Il titolo del libro di Zygmunt Bauman (Retrotopia, Laterza 2017) serve a descrivere un’intera epoca e sembra adattarsi perfettamente alla politica europea e anche italiana. Nessuna utopia, nessun sogno (come per gli androidi di Blade Runner 2049, a cui non è permesso sognare, nemmeno «un po’»), ci si rivolge al passato o si citano cose e persone degli anni scorsi come se fossero le uniche «possibili». Una forma di nostalgia che impedisce di pensare a qualcosa di nuovo: è tutto un ritorno, alla ricerca del guscio in cui ripararsi, mantenendo di fatto inalterati i rapporti di potere.

Nessuna finestra, insomma: solo specchietti retrovisori. E con ciò nessuna vera autocritica: una grande continuità.

Tutto deve essere riportato a ciò che c’era prima, nessuna innovazione è ammessa. Peggio: gli innovatori spesso sono i più retrotopici, auspicando un cambiamento che non è nient’altro che la riproposizione di formule del passato più o meno recente che non hanno funzionato. Parlano di futuro e ti ritrovi Reagan, più o meno interpretato. Nessun cambio di paradigma, nessuna rottura dello schema. Così, di fronte alla globalizzazione, o alla robotica, o ai cambiamenti climatici, si cerca di tornare a assetti precedenti. Una rimozione del divenire, abbastanza impressionante.

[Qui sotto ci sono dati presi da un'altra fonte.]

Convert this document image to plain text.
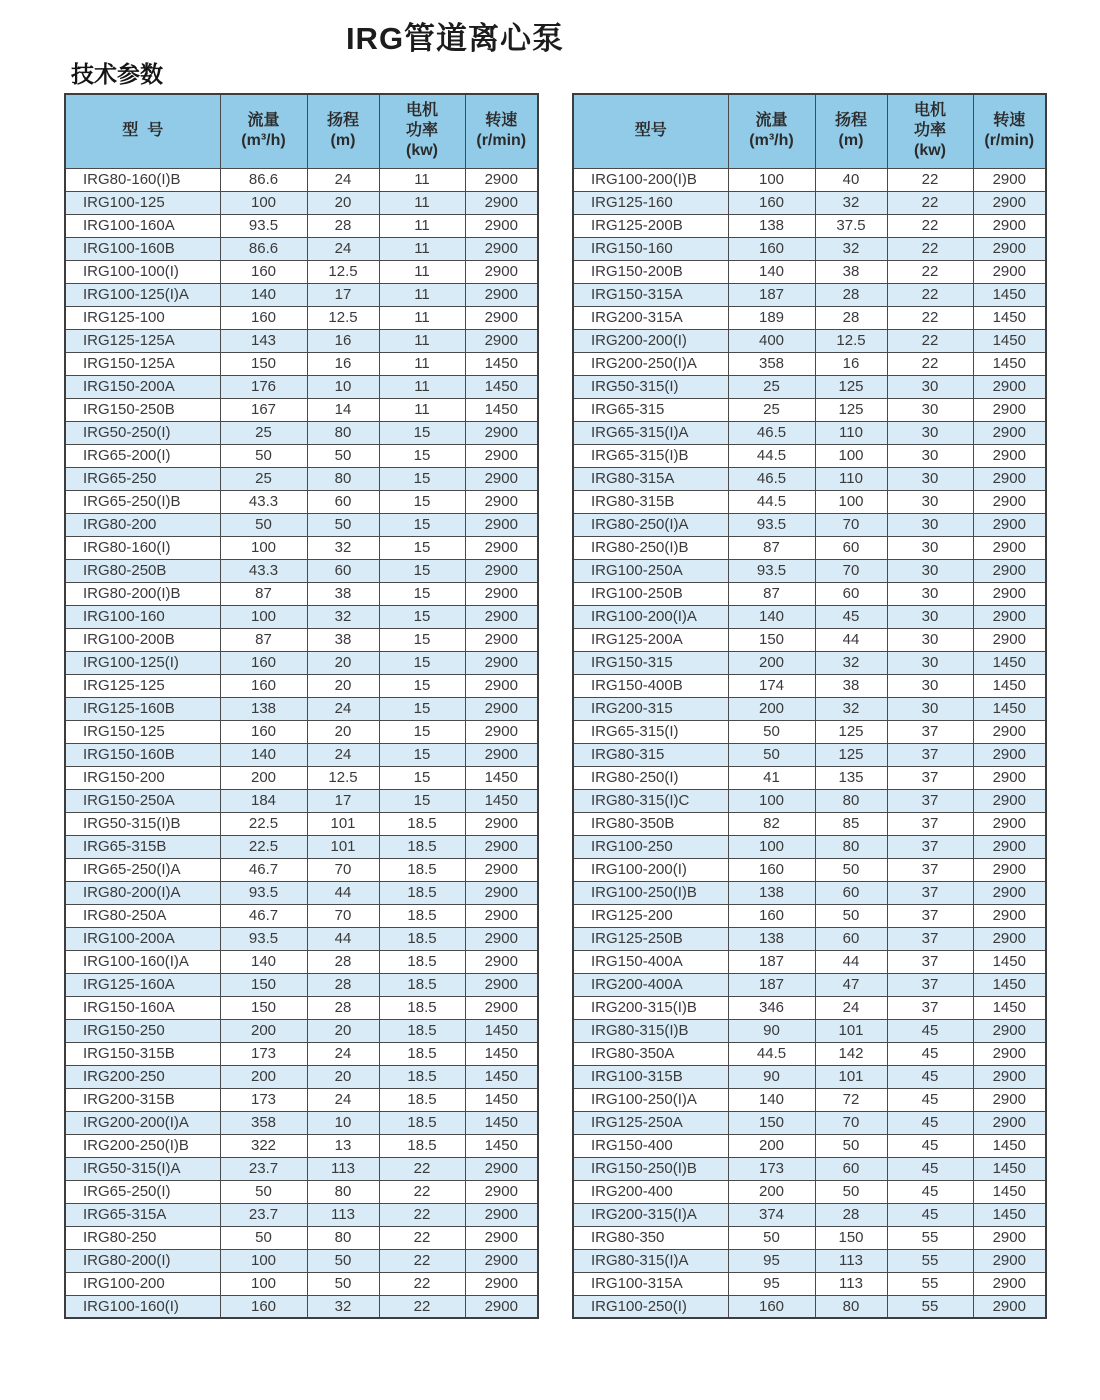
IRG管道离心泵
技术参数
型  号

流量
(m³/h)

扬程
(m)

电机
功率
(kw)

转速
(r/min)

IRG80-160(I)B	86.6	24	11	2900
IRG100-125	100	20	11	2900
IRG100-160A	93.5	28	11	2900
IRG100-160B	86.6	24	11	2900
IRG100-100(I)	160	12.5	11	2900
IRG100-125(I)A	140	17	11	2900
IRG125-100	160	12.5	11	2900
IRG125-125A	143	16	11	2900
IRG150-125A	150	16	11	1450
IRG150-200A	176	10	11	1450
IRG150-250B	167	14	11	1450
IRG50-250(I)	25	80	15	2900
IRG65-200(I)	50	50	15	2900
IRG65-250	25	80	15	2900
IRG65-250(I)B	43.3	60	15	2900
IRG80-200	50	50	15	2900
IRG80-160(I)	100	32	15	2900
IRG80-250B	43.3	60	15	2900
IRG80-200(I)B	87	38	15	2900
IRG100-160	100	32	15	2900
IRG100-200B	87	38	15	2900
IRG100-125(I)	160	20	15	2900
IRG125-125	160	20	15	2900
IRG125-160B	138	24	15	2900
IRG150-125	160	20	15	2900
IRG150-160B	140	24	15	2900
IRG150-200	200	12.5	15	1450
IRG150-250A	184	17	15	1450
IRG50-315(I)B	22.5	101	18.5	2900
IRG65-315B	22.5	101	18.5	2900
IRG65-250(I)A	46.7	70	18.5	2900
IRG80-200(I)A	93.5	44	18.5	2900
IRG80-250A	46.7	70	18.5	2900
IRG100-200A	93.5	44	18.5	2900
IRG100-160(I)A	140	28	18.5	2900
IRG125-160A	150	28	18.5	2900
IRG150-160A	150	28	18.5	2900
IRG150-250	200	20	18.5	1450
IRG150-315B	173	24	18.5	1450
IRG200-250	200	20	18.5	1450
IRG200-315B	173	24	18.5	1450
IRG200-200(I)A	358	10	18.5	1450
IRG200-250(I)B	322	13	18.5	1450
IRG50-315(I)A	23.7	113	22	2900
IRG65-250(I)	50	80	22	2900
IRG65-315A	23.7	113	22	2900
IRG80-250	50	80	22	2900
IRG80-200(I)	100	50	22	2900
IRG100-200	100	50	22	2900
IRG100-160(I)	160	32	22	2900
型号

流量
(m³/h)

扬程
(m)

电机
功率
(kw)

转速
(r/min)

IRG100-200(I)B	100	40	22	2900
IRG125-160	160	32	22	2900
IRG125-200B	138	37.5	22	2900
IRG150-160	160	32	22	2900
IRG150-200B	140	38	22	2900
IRG150-315A	187	28	22	1450
IRG200-315A	189	28	22	1450
IRG200-200(I)	400	12.5	22	1450
IRG200-250(I)A	358	16	22	1450
IRG50-315(I)	25	125	30	2900
IRG65-315	25	125	30	2900
IRG65-315(I)A	46.5	110	30	2900
IRG65-315(I)B	44.5	100	30	2900
IRG80-315A	46.5	110	30	2900
IRG80-315B	44.5	100	30	2900
IRG80-250(I)A	93.5	70	30	2900
IRG80-250(I)B	87	60	30	2900
IRG100-250A	93.5	70	30	2900
IRG100-250B	87	60	30	2900
IRG100-200(I)A	140	45	30	2900
IRG125-200A	150	44	30	2900
IRG150-315	200	32	30	1450
IRG150-400B	174	38	30	1450
IRG200-315	200	32	30	1450
IRG65-315(I)	50	125	37	2900
IRG80-315	50	125	37	2900
IRG80-250(I)	41	135	37	2900
IRG80-315(I)C	100	80	37	2900
IRG80-350B	82	85	37	2900
IRG100-250	100	80	37	2900
IRG100-200(I)	160	50	37	2900
IRG100-250(I)B	138	60	37	2900
IRG125-200	160	50	37	2900
IRG125-250B	138	60	37	2900
IRG150-400A	187	44	37	1450
IRG200-400A	187	47	37	1450
IRG200-315(I)B	346	24	37	1450
IRG80-315(I)B	90	101	45	2900
IRG80-350A	44.5	142	45	2900
IRG100-315B	90	101	45	2900
IRG100-250(I)A	140	72	45	2900
IRG125-250A	150	70	45	2900
IRG150-400	200	50	45	1450
IRG150-250(I)B	173	60	45	1450
IRG200-400	200	50	45	1450
IRG200-315(I)A	374	28	45	1450
IRG80-350	50	150	55	2900
IRG80-315(I)A	95	113	55	2900
IRG100-315A	95	113	55	2900
IRG100-250(I)	160	80	55	2900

Bauman – in dialogo con Bregman, di cui abbiamo parlato qui – descrive un’urgenza diversa: la distopia è quella che vediamo intorno a noi, per una parte consistente della popolazione, che tende ad allargarsi. Una distopia che ci parla di un «presente terra straniera», per riprendere in altro modo la famosa tesi di David Lowenthal. A disagio nel presente, non dobbiamo guardare al passato, ma inserirci nella grande transizione per governarla, evitando per prima cosa di diventare gli asteroidi di noi stessi. Questo è il compito della politica, non altri.

Elemento fondamentale di questa ricerca è un’analisi della grande e molteplice «disuguaglianza» che, ricorda Bauman via Milanovic, era parola eversiva, fino a poco tempo fa. Ora pare essere tornata in auge e si impone nel dibattito pubblico, soprattutto a sinistra, come elemento imprescindibile per parlare di riforma del sistema, che non escluda una parte sempre più consistente della popolazione.

Indagarne le ragioni, correggerne con decisione le enormità, proporre un nuovo modello di sviluppo, è cosa non più rinviabile, anche perché l’abbiamo rinviata già troppo.

Se vogliamo fare politica, dobbiamo ripartire da qui. Cambiando lo sguardo e la sua direzione, prima di tutto.